Huh. My first Linux experience was an early Slackware too! And yeah, I tinkered with it (thankfully I had a second computer so I didn’t trash my valuable computer) and just stopped using it because it didn’t bring anything useful to the table at the time. (I switched to QNX on that computer instead.)
Years later I was a lot more impressed by Linux and made the switch to dual-boot, then finally ditched the Windows side entirely.
Mind clarifying?
Clarifying what? That Linux is not the choice of non-techies as their primary desktop operating system? I think a quick observation of, you know, desktop computers would settle that in seconds.
All you have to do is turn that off and you can install anything you want. You took a simple problem and made it hard.
It sounds like they’re talking about the N versions of Windows, which can only install apps through the Microsoft Store. That can be disabled, but my understanding is it’s a pain to get it done. It’s meant to be locked down kind of like Apple products.
It’s S mode and it’s just a couple buttons.

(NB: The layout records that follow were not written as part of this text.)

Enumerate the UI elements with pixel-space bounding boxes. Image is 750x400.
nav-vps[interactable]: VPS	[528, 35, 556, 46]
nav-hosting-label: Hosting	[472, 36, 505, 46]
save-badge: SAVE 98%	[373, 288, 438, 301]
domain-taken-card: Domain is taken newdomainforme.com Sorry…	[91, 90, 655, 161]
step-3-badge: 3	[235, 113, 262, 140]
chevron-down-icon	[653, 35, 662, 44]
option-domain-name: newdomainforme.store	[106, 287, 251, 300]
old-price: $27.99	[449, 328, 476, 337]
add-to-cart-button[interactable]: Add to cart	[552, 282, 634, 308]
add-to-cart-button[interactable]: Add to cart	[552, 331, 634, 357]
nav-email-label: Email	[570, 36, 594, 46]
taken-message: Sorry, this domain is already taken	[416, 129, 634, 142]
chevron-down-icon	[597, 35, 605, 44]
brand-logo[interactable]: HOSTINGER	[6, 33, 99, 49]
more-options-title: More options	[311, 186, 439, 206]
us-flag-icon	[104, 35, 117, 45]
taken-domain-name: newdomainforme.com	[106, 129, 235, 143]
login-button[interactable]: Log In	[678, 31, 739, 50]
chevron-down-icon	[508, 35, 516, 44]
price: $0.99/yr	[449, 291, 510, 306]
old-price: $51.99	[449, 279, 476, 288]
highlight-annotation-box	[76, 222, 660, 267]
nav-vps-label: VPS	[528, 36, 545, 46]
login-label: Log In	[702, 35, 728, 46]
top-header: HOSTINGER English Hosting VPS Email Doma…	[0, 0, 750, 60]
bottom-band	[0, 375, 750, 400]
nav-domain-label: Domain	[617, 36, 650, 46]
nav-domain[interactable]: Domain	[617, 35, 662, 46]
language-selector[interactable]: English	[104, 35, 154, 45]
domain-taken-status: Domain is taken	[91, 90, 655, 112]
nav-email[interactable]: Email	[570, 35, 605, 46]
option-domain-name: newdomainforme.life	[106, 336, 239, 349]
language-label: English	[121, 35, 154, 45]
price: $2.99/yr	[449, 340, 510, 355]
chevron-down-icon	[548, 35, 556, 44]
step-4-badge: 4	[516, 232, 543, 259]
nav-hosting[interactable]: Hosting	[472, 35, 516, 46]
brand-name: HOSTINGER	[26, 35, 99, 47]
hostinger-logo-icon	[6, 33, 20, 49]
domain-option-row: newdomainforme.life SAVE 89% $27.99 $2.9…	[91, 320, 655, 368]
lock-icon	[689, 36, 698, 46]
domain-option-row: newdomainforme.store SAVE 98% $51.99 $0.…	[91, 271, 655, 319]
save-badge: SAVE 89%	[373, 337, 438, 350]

https://support.microsoft.com/en-us/windows/switching-out-of-s-mode-in-windows-4f56d9be-99ec-6983-119f-031bfb28a307
I don’t know how this solution should be hard. I always have a live boot usb(O.K. not Fedora) with me and installing these apps is about 1-2 commands and I really don’t like scrolling through legacy Gui apps.
I couldn’t find any way to do it. I also carry a Ventoy USB drive with me everywhere I go with Fedora on it as it’s the distro I use so it was the quickest way I could think of to get everything working at the time.
Windows S can be turned off, but it does require an internet connection.